El flamboyán alcanza los cincuenta pies de altura, con tronco de dos pies de diámetro. Su amplia copa tiene forma de sombrilla y es frecuentemente más ancha que la altura del árbol. Las hojas miden hasta veinte pulgadas de largo y tienen más de mil hojuelas. Las flores, que también pueden ser amarillas, miden hasta cinco pulgadas de ancho y aparecen en ramilletes terminales.

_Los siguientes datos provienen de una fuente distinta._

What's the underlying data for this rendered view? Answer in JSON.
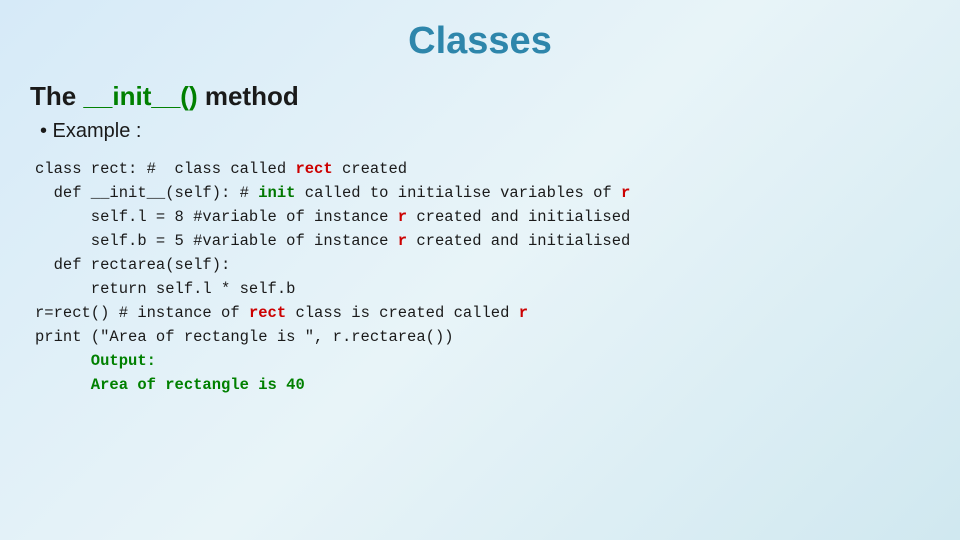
{
  "page": {
    "title": "Classes",
    "subtitle_prefix": "The ",
    "subtitle_method": "__init__()",
    "subtitle_suffix": " method",
    "bullet": "• Example :",
    "code": {
      "line1": "class rect: #  class called ",
      "line1_red": "rect",
      "line1_end": " created",
      "line2_pre": "  def __init__(self): # ",
      "line2_green": "init",
      "line2_mid": " called to initialise variables of ",
      "line2_red": "r",
      "line3_pre": "      self.l = 8 #variable of instance ",
      "line3_red": "r",
      "line3_end": " created and initialised",
      "line4_pre": "      self.b = 5 #variable of instance ",
      "line4_red": "r",
      "line4_end": " created and initialised",
      "line5": "  def rectarea(self):",
      "line6": "      return self.l * self.b",
      "line7_pre": "r=rect() # instance of ",
      "line7_red": "rect",
      "line7_mid": " class is created called ",
      "line7_red2": "r",
      "line8": "print (\"Area of rectangle is \", r.rectarea())",
      "output_label": "      Output:",
      "output_value": "      Area of rectangle is 40"
    }
  }
}
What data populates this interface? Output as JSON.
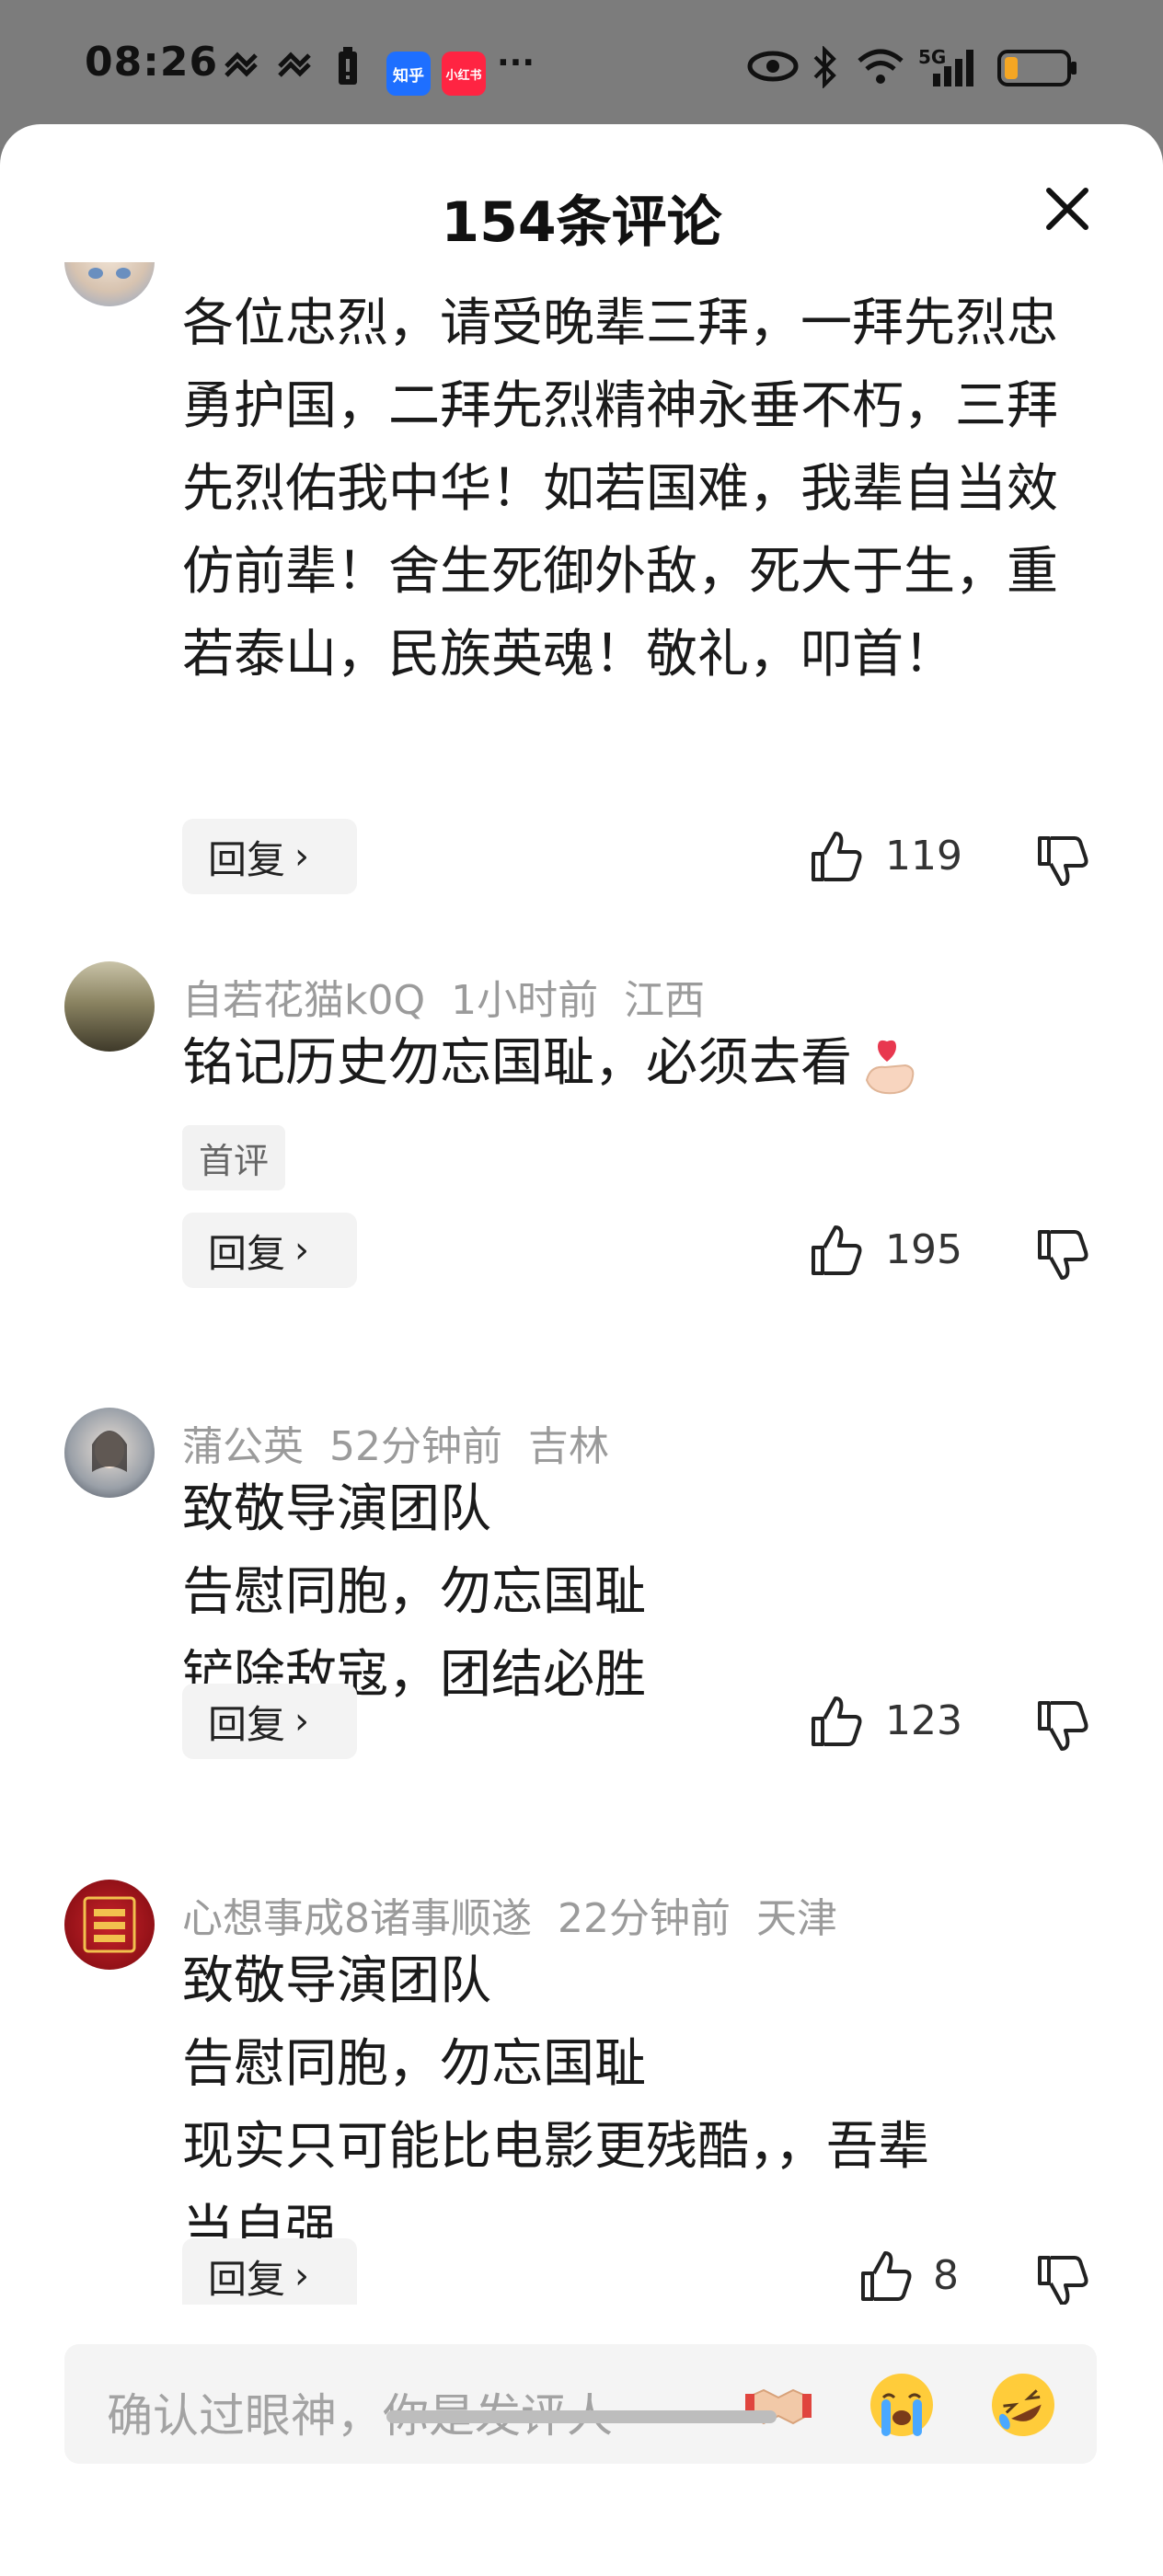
{
  "status_bar": {
    "time": "08:26",
    "apps": [
      {
        "label": "知乎",
        "color": "#1e6fff",
        "icon": "zhihu-app-icon"
      },
      {
        "label": "小红书",
        "color": "#ff2442",
        "icon": "xiaohongshu-app-icon"
      }
    ],
    "more": "···",
    "network": "5G"
  },
  "sheet": {
    "title": "154条评论"
  },
  "comments": [
    {
      "meta_user": "",
      "meta_time": "",
      "meta_location": "",
      "text": "各位忠烈，请受晚辈三拜，一拜先烈忠勇护国，二拜先烈精神永垂不朽，三拜先烈佑我中华！如若国难，我辈自当效仿前辈！舍生死御外敌，死大于生，重若泰山，民族英魂！敬礼，叩首！",
      "reply_label": "回复",
      "likes": "119"
    },
    {
      "meta_user": "自若花猫k0Q",
      "meta_time": "1小时前",
      "meta_location": "江西",
      "text": "铭记历史勿忘国耻，必须去看",
      "emoji": "finger-heart-emoji",
      "tag": "首评",
      "reply_label": "回复",
      "likes": "195"
    },
    {
      "meta_user": "蒲公英",
      "meta_time": "52分钟前",
      "meta_location": "吉林",
      "lines": [
        "致敬导演团队",
        "告慰同胞，勿忘国耻",
        "铲除敌寇，团结必胜"
      ],
      "reply_label": "回复",
      "likes": "123"
    },
    {
      "meta_user": "心想事成8诸事顺遂",
      "meta_time": "22分钟前",
      "meta_location": "天津",
      "lines": [
        "致敬导演团队",
        "告慰同胞，勿忘国耻",
        "现实只可能比电影更残酷，，吾辈",
        "当自强"
      ],
      "reply_label": "回复",
      "likes": "8"
    }
  ],
  "input": {
    "placeholder": "确认过眼神，你是发评人",
    "emojis": [
      "handshake-emoji",
      "loudly-crying-emoji",
      "rolling-laughing-emoji"
    ]
  },
  "colors": {
    "meta": "#9b9b9b",
    "background": "#ffffff",
    "overlay": "#7a7a7a"
  }
}
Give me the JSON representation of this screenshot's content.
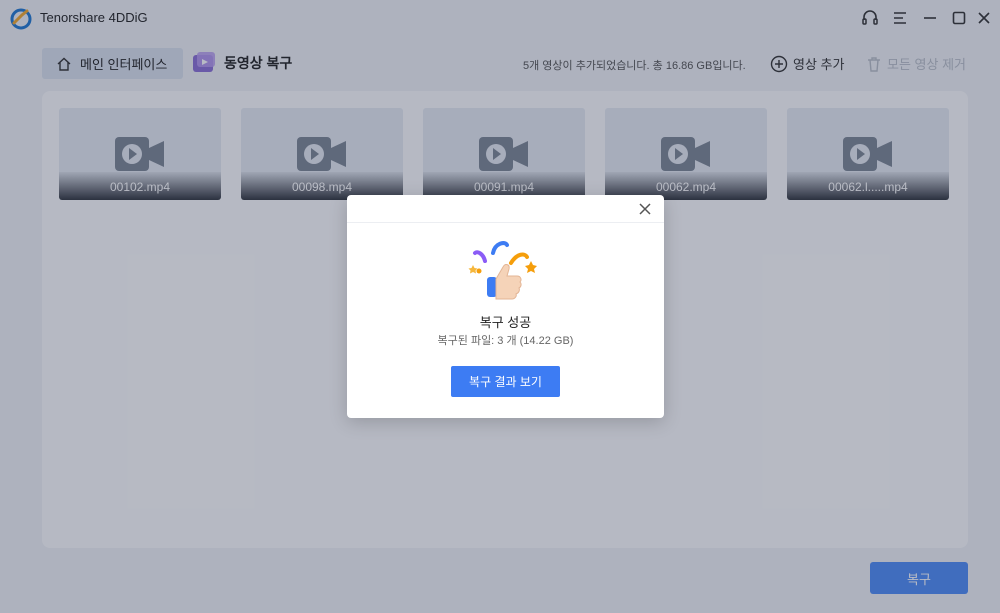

Las frutas son vainas duras, parecidas a machetes, de hasta dos pies de largo, que abren por ambos lados para liberar semillas largas que germinan fácilmente. Las flores aparecen desde la primavera hasta comienzos de otoño y el árbol generalmente tiene frutas durante todo el año. El nombre de la especie significa real o excepcional, en referencia a la incuestionable belleza de sus flores.

Encontré esta bella estampa una tarde nublada en el Lago Luchetti en Yauco.  Cuando se toman fotos de paisajes es recomendable tener algunos elementos al frente (como el flamboyán) para darle  sentido de profundidad a la escena. Nikon D40x, 18-55 mm (18 mm), ISO 400,  1/20 s, f/10, luz natural.